Actually, it becomes clear why they've done this: they monitor RF power as absorbed power rather than radiated power, so they have to make sure that a known amount of energy is absorbed. While I can see the logic in this, it's so different to what happens in real life that it may induce effects that would not normally occur. The 6 W/kg level is at least 5x higher than everyday exposure. No harm in measuring what happens (unless you're a lab rat) but the results, as they say, should be treated with caution.
All RF exposures were conducted over a period of approximately 18 hours using a continuous cycle of 10 minutes on (exposed) and 10 minutes off (not exposed), for a total daily exposure time of approximately 9 hours a day, 7 days/week.
This never happens, to anybody. Not even close. Again, we can see why they've done it - they wanted to get some sort of outcome within a reasonable timeframe, and rats don't live long anyway. But with both ionizing and non-ionizing radiation, timescales matter. If I zap my hand in a microwave oven for 50 milliseconds at a time once a month for ten years, I'll probably be just fine; the hand will repair whatever (minor) damage occurs. If I zap my hand for 6 seconds, once, I will probably cause irreparable damage to nerves and muscles.

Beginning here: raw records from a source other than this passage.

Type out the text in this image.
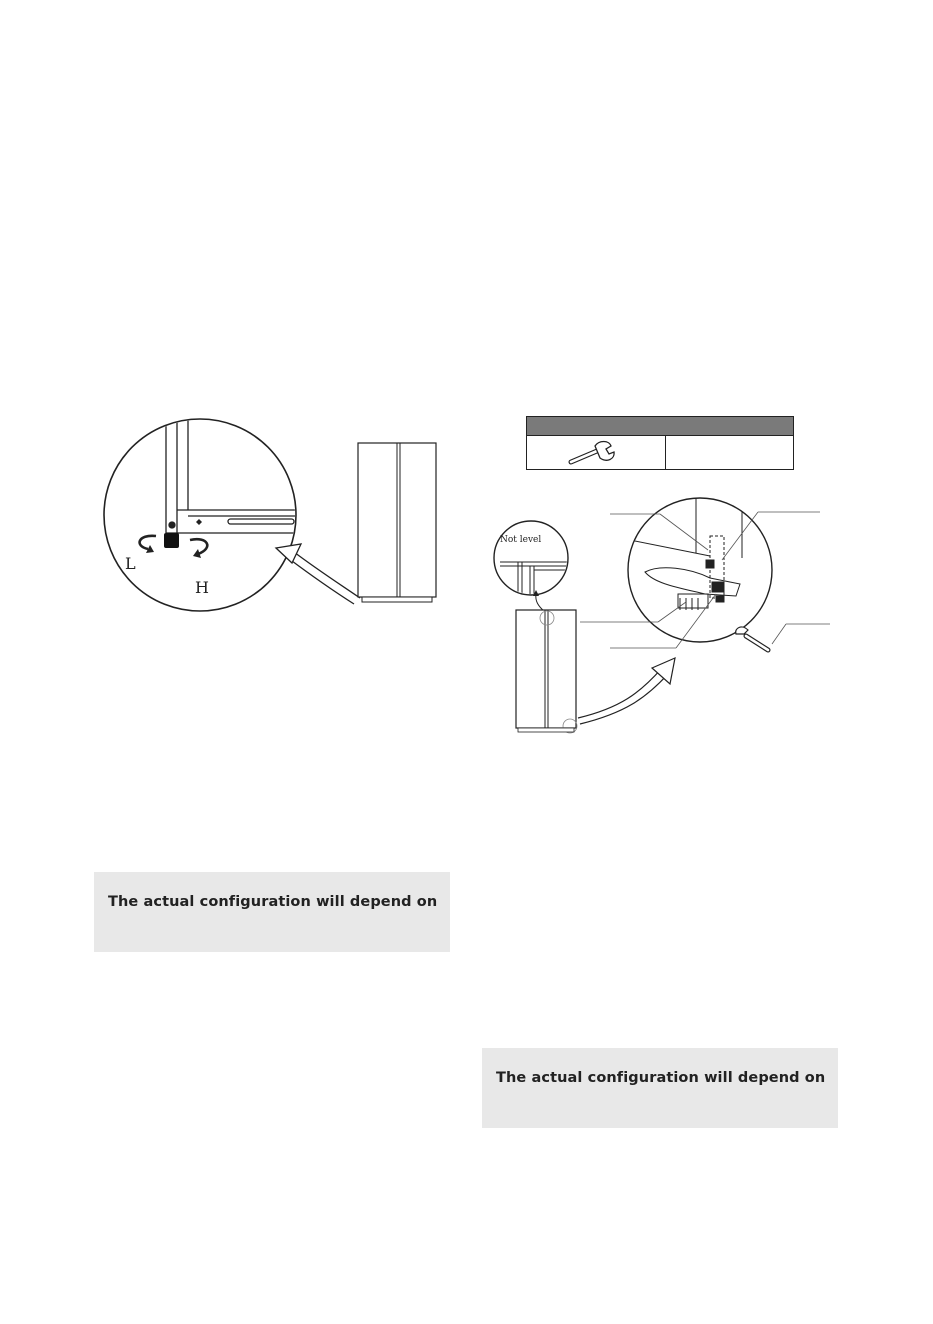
L
H
Not level
The actual configuration will depend on
The actual configuration will depend on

You can actually get a very accurate estimate of exposure from modern smartphones: they all have power-usage monitors that tell you how much of the battery capacity has been used for screen, CPU, RF subsystem, etc. If you know the battery capacity, radiation efficiency, RF poweramp usage time, and typical recharge interval, you know the average RF energy being radiated and can estimate absorption using models. With the call log, you can estimate peak radiation. Emulating typical usage patterns would be more useful, IMO, rather than using very high exposure levels to force a positive result.

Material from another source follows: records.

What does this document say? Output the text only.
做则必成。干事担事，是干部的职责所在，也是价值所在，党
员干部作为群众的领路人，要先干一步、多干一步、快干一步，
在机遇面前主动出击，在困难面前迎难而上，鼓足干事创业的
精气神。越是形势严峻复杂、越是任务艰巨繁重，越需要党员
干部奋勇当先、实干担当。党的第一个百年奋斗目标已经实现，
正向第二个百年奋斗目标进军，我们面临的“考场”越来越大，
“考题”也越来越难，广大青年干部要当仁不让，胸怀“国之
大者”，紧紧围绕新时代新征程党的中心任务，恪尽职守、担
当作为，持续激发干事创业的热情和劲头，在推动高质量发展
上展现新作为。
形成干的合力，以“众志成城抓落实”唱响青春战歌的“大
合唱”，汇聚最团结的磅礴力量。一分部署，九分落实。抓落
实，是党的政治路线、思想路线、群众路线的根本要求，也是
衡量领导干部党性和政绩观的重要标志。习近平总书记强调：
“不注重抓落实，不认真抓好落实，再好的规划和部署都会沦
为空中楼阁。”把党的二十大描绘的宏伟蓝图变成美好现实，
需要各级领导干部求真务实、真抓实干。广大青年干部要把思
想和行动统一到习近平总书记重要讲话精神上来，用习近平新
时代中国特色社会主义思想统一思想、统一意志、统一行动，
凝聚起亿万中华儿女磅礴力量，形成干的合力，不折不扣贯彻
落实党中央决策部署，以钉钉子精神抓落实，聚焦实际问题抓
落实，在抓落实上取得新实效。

Throughout the remainder of the chronic study, no RFR exposure-related effects on body weights were observed in male and female rats exposed to RFR, regardless of modulation (Figures 1 and 2). At the end of the 2-year study, survival was lower in the control group of males than in all groups of male rats exposed to GSM-modulated RFR (Figure 3). Survival was also slightly lower in control females than in females exposed to 1.5 or 6 W/kg GSM-modulated RFR. In rats exposed to CDMA-modulated RFR, survival was higher in all groups of exposed males and in the 6 W/kg females compared to controls (Figure 4)
So, um, data does not support conclusions?
If you look at the "cancer" results, the incidence is so low (1-3 rats out of P=90) that it could not be described as statistically significant - even if, mathematically speaking, some of the observations reach the p<0.05 threshold. Remember, that 0.05 magic number is literally plucked out of the air; it's convention, nothing more. This is real borderline stuff: the authors point out that some of the results are significant and some are not. The fact that these rats all survived longer than controls suggests a statistical anomaly. Doesn't mean the effect doesn't exist - simply that there weren't enough test subjects to be sure either way.
Finally, there is no theoretical reason why low-level RF should cause cancer. Again, that's not to say the results are illusory, but without such a model there's no obvious direction for future research.
I'm not picking fault with the authors here, incidentally. They are scrupulously honest about their method and results in this paper, and they provide an excellent analysis of the stats. It's a very good paper. One just gets the impression they've been told to slant the conclusion in a preferred direction.